Washington - The Ebola outbreak is the biggest global health challenge since the emergence of Aids, a top US health official said Thursday during an address at the World Bank.

"In the 30 years I've been working in public health, the only thing like this has been Aids," said Thomas Frieden, the director of the Centers for Disease Control and Prevention (CDC).

"We have to work now so that this is not the next Aids," he said in reference to repeated calls by advocacy groups for the international community to speed up efforts to contain the virus in West Africa.

So far, donor countries have funded less than a third of the $988m that the United Nations has appealed for to fight Ebola and stabilise the affected countries.

The presidents of Guinea, Liberia and Sierra Leone appealed for help in the form of health workers and millions of additional dollars, not only to fight the haemorrhagic fever, but also to prevent severe economic fallout in affected countries.

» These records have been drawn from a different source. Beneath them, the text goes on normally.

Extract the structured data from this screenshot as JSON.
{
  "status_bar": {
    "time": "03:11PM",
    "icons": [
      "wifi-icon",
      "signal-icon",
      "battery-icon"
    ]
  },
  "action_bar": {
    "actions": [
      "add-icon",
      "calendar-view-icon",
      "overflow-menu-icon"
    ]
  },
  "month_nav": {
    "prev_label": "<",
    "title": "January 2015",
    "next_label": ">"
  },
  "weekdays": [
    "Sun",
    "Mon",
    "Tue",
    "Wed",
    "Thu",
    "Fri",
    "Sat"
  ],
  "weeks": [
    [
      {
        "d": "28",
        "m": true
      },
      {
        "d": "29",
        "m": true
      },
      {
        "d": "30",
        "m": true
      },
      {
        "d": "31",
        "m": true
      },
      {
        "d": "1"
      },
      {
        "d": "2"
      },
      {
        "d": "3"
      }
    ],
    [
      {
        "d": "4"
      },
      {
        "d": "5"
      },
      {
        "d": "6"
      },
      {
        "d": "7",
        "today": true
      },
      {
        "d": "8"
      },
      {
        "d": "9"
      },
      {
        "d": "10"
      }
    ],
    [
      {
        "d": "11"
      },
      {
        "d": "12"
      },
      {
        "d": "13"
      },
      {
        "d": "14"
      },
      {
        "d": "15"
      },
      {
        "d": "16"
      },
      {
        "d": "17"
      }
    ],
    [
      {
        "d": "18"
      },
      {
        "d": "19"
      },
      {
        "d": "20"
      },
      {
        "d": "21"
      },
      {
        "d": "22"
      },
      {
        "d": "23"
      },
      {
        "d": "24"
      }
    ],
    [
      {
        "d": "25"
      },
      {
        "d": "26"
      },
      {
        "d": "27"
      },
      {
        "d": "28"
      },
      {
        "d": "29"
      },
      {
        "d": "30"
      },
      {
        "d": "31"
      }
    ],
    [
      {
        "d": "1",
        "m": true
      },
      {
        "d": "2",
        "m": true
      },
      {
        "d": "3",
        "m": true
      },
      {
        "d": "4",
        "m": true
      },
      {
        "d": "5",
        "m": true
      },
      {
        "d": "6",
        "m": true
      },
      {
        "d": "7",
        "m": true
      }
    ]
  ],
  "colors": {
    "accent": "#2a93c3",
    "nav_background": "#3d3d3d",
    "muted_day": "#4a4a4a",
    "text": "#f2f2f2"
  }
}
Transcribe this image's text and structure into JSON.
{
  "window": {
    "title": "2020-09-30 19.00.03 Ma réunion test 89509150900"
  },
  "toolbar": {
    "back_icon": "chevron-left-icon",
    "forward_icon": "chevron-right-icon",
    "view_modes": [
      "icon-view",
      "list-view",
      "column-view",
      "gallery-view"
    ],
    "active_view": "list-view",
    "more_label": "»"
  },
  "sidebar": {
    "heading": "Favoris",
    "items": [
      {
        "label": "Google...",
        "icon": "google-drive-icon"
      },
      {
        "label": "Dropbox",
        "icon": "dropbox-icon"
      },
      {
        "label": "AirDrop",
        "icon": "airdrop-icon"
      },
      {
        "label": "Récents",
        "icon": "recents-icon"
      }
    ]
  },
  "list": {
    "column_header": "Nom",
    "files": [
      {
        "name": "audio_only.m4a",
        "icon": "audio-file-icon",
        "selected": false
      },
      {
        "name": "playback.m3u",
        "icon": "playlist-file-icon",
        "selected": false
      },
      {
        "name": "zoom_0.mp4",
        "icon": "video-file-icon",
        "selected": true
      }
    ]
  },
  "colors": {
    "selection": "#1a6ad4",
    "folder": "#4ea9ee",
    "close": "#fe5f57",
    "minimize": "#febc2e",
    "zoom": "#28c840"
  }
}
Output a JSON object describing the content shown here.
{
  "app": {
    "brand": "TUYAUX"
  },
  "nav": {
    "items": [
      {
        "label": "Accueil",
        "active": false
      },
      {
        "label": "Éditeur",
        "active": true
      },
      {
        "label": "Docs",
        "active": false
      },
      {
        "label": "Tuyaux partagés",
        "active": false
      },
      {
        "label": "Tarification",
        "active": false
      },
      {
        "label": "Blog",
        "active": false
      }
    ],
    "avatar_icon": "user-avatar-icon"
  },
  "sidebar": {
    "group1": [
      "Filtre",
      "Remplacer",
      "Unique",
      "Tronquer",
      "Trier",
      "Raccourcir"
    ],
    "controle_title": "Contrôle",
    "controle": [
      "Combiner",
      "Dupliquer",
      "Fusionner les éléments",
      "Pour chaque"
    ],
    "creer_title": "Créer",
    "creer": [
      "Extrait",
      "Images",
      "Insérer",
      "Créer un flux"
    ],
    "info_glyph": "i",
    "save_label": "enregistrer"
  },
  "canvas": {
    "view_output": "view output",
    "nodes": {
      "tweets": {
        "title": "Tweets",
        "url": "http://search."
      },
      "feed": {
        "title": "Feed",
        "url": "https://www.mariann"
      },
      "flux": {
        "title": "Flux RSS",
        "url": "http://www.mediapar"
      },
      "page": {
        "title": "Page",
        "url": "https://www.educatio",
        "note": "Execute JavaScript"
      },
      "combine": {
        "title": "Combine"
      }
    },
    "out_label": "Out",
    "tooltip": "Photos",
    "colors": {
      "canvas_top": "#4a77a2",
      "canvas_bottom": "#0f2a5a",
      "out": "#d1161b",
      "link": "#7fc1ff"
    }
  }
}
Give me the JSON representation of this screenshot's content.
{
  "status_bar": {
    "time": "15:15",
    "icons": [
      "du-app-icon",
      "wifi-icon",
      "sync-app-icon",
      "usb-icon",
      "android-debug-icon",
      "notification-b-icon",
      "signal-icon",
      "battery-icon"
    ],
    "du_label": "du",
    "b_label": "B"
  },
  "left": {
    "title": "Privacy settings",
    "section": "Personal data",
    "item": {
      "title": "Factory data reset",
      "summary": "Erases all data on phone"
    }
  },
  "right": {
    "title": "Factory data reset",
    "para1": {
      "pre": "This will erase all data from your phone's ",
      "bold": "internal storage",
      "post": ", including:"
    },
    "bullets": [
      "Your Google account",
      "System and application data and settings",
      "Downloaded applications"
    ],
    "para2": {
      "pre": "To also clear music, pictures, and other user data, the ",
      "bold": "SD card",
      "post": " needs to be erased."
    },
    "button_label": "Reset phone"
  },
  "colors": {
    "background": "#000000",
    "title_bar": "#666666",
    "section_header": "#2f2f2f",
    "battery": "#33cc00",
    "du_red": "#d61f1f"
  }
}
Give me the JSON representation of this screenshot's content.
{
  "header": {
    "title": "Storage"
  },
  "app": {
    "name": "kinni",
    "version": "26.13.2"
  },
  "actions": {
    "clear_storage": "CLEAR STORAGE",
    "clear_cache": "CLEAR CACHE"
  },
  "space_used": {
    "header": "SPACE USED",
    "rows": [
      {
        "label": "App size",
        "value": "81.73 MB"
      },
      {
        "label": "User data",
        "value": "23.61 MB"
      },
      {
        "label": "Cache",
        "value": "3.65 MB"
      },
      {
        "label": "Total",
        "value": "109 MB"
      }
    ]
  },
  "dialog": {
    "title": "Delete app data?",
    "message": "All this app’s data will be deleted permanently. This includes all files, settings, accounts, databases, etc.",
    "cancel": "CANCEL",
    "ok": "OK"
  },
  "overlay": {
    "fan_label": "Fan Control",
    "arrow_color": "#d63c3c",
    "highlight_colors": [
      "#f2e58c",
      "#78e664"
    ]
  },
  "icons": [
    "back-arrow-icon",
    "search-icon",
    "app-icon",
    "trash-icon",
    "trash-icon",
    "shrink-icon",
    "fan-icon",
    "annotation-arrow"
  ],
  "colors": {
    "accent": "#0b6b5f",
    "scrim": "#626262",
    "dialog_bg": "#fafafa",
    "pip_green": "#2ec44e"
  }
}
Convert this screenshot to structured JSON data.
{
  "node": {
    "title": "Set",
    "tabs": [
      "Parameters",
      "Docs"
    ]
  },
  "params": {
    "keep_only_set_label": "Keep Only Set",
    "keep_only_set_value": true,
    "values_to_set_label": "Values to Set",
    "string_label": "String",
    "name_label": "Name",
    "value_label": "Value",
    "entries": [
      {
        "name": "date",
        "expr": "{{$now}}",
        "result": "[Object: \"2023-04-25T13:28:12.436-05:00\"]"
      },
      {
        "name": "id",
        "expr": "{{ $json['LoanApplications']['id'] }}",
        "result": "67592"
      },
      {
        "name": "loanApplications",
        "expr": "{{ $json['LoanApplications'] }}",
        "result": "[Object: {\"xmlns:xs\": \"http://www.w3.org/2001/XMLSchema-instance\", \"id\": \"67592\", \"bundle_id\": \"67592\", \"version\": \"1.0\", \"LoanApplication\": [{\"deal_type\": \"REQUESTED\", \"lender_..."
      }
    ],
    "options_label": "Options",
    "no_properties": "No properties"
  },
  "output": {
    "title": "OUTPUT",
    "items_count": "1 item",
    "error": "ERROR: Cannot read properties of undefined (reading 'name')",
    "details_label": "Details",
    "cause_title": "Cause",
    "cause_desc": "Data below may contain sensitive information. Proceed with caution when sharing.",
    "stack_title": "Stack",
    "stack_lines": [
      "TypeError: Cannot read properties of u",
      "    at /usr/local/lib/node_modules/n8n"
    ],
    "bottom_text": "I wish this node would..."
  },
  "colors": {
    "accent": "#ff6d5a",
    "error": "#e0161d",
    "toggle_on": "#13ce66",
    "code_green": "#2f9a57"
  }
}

"The countries are in a very fragile situation," Guinean President Alpha Conde said in Washington.

He pointed out that two-thirds of those infected belong to the most economically active age segment of the population, those between 15 and 50.

"Unless we quickly contain and stop the Ebola epidemic, nothing less than the future, not only of West Africa, but perhaps even Africa, is at stake," World Bank President Jim Yong Kim said.

Meanwhile in Europe, the treatment of Ebola patients evacuated from West Africa continued apace.

One man - a UN employee from Liberia - landed in the eastern German town of Leipzig for treatment early Thursday, local officials said.

He is the third person infected with Ebola to be treated in Germany.

He landed shortly after 03:00 GMT in a modified Gulfstream jet equipped with an isolation chamber and was met by a medical team in biohazard suits and two ambulances.

In Spain, meanwhile, the health of a nurse suffering from Ebola - the first infection to have taken place on European soil - is in decline, her brother said. His comments were confirmed by the hospital.

The Madrid clinic where she works - which was forced to admit that improper handling of an Ebola case may have caused the infection -quarantined an additional four people, among them three doctors and one nurse.

The latest infections have raised fears of the virus spreading within European borders. A spokesperson for EU Health Commissioner Tonio Borg said that the introduction of new screenings at European airports was being discussed in Brussels.

"This is a competence of the member states, in the sense that each member state could decide to impose new screenings and checking at the airport. Nevertheless, we are now discussing [it] at EU level - it's under consideration," he said.